I jerked about, my hand going to cover my breasts, my mouth open to scream, but no one was there, just an empty doorway to the bedroom. I turned back around slowly, unable to lower my hands, modesty was one of my faults, but the mirror seemed normal. A trick of the candlelight and steam, I reassured myself, but the comfort of the bath was lost and I couldn't keep from turning to check the door. Finally, I crawled out, drying myself completely before wrapping myself in a robe and heading into the bedroom. It was the first time I'd bothered to cover myself up when upstairs, I just couldn't shake the feeling that I wasn't alone.
That night my dreams were even stranger than normal. I kept seeing the house around me, like I was walking in my sleep. Candles and lanterns lit everything, the furniture was uncovered, richly polished to shimmer in the light. I kept getting caught up in details, but the whole time, it felt as though someone was watching me, moving just behind me, and I couldn't turn to look. When I woke, however, I was overwhelmed by this feeling of…horniness, though that wasn't quite the right word. It was though I'd been thoroughly made love to before falling asleep and now I was expecting even more.

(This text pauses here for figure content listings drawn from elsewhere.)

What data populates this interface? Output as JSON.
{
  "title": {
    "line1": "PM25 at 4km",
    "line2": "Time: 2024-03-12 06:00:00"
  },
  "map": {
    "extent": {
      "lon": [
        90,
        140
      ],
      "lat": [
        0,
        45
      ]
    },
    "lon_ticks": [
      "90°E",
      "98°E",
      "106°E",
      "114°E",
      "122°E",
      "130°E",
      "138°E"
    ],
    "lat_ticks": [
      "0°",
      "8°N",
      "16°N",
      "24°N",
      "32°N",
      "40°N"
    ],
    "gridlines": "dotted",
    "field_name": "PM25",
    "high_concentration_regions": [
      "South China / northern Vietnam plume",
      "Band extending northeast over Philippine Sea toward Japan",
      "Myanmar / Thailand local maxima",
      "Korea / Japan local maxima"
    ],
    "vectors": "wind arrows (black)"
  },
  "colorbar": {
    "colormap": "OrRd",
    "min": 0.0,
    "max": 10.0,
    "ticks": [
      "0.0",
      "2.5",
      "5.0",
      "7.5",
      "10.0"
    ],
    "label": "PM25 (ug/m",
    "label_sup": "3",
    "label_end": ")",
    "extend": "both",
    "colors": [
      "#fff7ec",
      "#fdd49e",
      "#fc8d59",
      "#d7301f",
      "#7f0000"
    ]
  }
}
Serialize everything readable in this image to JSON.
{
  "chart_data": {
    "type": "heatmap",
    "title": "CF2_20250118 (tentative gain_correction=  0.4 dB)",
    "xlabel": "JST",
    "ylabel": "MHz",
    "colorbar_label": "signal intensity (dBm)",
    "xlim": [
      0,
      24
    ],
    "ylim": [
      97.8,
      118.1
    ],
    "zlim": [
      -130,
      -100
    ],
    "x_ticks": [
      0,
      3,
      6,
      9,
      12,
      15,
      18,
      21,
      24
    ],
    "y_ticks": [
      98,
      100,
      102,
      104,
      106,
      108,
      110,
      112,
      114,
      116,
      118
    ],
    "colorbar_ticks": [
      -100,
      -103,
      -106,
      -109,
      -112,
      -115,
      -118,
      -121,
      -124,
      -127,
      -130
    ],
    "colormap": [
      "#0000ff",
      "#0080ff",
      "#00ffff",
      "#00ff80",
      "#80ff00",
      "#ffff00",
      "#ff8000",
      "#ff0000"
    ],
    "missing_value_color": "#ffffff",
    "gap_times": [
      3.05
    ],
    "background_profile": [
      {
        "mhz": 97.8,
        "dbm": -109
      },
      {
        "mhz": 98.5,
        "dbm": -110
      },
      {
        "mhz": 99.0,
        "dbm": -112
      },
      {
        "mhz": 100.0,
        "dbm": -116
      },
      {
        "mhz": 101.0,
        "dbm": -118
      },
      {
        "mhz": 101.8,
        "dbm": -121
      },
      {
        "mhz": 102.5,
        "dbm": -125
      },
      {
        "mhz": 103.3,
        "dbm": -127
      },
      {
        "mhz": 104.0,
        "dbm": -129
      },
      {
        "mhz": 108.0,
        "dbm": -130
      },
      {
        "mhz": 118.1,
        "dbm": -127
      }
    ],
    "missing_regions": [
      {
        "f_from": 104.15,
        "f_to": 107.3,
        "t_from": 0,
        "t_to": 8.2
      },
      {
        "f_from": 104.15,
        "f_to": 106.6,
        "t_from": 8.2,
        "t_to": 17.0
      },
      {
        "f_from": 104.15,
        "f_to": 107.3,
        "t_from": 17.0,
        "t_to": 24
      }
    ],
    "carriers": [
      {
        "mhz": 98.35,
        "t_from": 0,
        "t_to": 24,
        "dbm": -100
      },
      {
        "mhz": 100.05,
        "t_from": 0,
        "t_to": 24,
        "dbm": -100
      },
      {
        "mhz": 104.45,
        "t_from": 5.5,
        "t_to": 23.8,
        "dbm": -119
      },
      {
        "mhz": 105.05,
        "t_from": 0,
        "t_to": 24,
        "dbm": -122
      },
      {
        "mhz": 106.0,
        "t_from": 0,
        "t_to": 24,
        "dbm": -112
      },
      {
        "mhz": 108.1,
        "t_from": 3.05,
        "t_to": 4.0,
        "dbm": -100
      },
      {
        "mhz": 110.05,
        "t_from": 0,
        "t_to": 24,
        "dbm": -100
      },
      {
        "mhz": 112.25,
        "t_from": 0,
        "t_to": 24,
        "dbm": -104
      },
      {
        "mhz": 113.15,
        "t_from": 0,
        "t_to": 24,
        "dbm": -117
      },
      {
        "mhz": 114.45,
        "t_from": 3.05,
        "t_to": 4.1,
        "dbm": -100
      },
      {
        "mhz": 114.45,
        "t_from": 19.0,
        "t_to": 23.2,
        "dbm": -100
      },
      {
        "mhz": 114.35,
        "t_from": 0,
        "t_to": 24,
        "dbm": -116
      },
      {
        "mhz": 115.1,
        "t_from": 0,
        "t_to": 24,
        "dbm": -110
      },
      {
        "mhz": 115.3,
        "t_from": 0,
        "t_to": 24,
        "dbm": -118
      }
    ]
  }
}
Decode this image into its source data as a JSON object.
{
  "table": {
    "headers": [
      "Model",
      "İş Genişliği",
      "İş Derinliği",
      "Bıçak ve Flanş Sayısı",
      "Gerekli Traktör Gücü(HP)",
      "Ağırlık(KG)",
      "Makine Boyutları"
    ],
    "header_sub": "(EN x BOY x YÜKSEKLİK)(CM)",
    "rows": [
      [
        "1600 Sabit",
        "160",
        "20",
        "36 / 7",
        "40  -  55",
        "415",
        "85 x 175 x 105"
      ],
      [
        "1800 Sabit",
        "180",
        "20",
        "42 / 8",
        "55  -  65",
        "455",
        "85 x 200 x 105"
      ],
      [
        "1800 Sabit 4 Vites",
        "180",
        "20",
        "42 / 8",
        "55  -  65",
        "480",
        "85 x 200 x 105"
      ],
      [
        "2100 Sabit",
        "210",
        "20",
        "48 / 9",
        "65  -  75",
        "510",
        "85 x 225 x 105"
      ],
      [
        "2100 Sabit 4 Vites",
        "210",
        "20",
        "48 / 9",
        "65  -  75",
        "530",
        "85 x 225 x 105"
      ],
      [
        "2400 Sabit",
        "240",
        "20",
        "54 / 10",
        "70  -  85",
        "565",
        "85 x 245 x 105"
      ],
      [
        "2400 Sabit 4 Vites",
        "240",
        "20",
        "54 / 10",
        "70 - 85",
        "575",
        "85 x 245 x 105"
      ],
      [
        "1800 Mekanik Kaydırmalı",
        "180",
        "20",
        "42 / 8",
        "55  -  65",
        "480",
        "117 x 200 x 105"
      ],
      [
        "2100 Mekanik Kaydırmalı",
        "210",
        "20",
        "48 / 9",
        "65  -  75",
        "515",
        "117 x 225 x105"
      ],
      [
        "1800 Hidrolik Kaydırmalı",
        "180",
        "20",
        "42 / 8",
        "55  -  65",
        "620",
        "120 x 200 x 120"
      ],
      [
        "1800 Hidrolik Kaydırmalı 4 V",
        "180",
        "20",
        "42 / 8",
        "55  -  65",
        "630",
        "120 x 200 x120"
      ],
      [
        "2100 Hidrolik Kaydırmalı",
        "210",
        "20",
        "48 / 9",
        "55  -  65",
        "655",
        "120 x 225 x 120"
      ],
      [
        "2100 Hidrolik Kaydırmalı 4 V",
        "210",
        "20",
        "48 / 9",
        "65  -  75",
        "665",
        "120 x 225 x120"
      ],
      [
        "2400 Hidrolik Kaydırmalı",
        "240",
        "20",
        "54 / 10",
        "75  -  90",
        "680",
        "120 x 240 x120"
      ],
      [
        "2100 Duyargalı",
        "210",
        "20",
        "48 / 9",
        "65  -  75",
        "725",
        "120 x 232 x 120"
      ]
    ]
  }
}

I worked on the house everyday, not even bothering to get my paints out. I wanted to make it feel like my own, to get it all in order before I chose a room for my studio. Unconsciously at first, then more deliberately, I tried to make the rooms seem as they had in my dreams. When I got lost, I found myself having more dreams about the house, always with that feeling of being watched, always waking with that same feeling of raw sensuality. It didn't make sense, there was nothing sexual in the dreams, but as the days went by, I found myself masturbating more and more often, my orgasms more explosive. Usually orgasms I gave myself seemed slightly hollow, almost a let down, I wanted someone else there with me. These were nothing like that, the sensation of being watched adding to the excitement.
I felt like I was being watched more and more often, in the middle of painting or polishing, I would snap my head up and stare at…nothing. I made arraignments for someone to come in and look at the lights and the appliances, things I couldn't do on my own. The electrical system was fixable, but ancient, it would take some time. I had a bit of an inheritance and my art was doing well, so I scheduled them to come and do some work, figuring I would head out to see the country and take a break.
I was gone almost a week, with the contractor calling occasionally to let me know what going on. As the week went by, his tone started to change, he seemed almost…jumpy. I had changed as well, the irresistible urge to touch myself had vanished, but the dreams were more frequent, without the charge from before. I missed home, I realized, that house had truly become home. The next time he called, I asked him when I could return.
"Well, anytime you want, ma'am, we're almost done here."
I could hear that strangeness in his voice, almost able to see him looking around the house, checking for something, "Are you okay?" It was a difficult question to ask, but I had to know what he was thinking.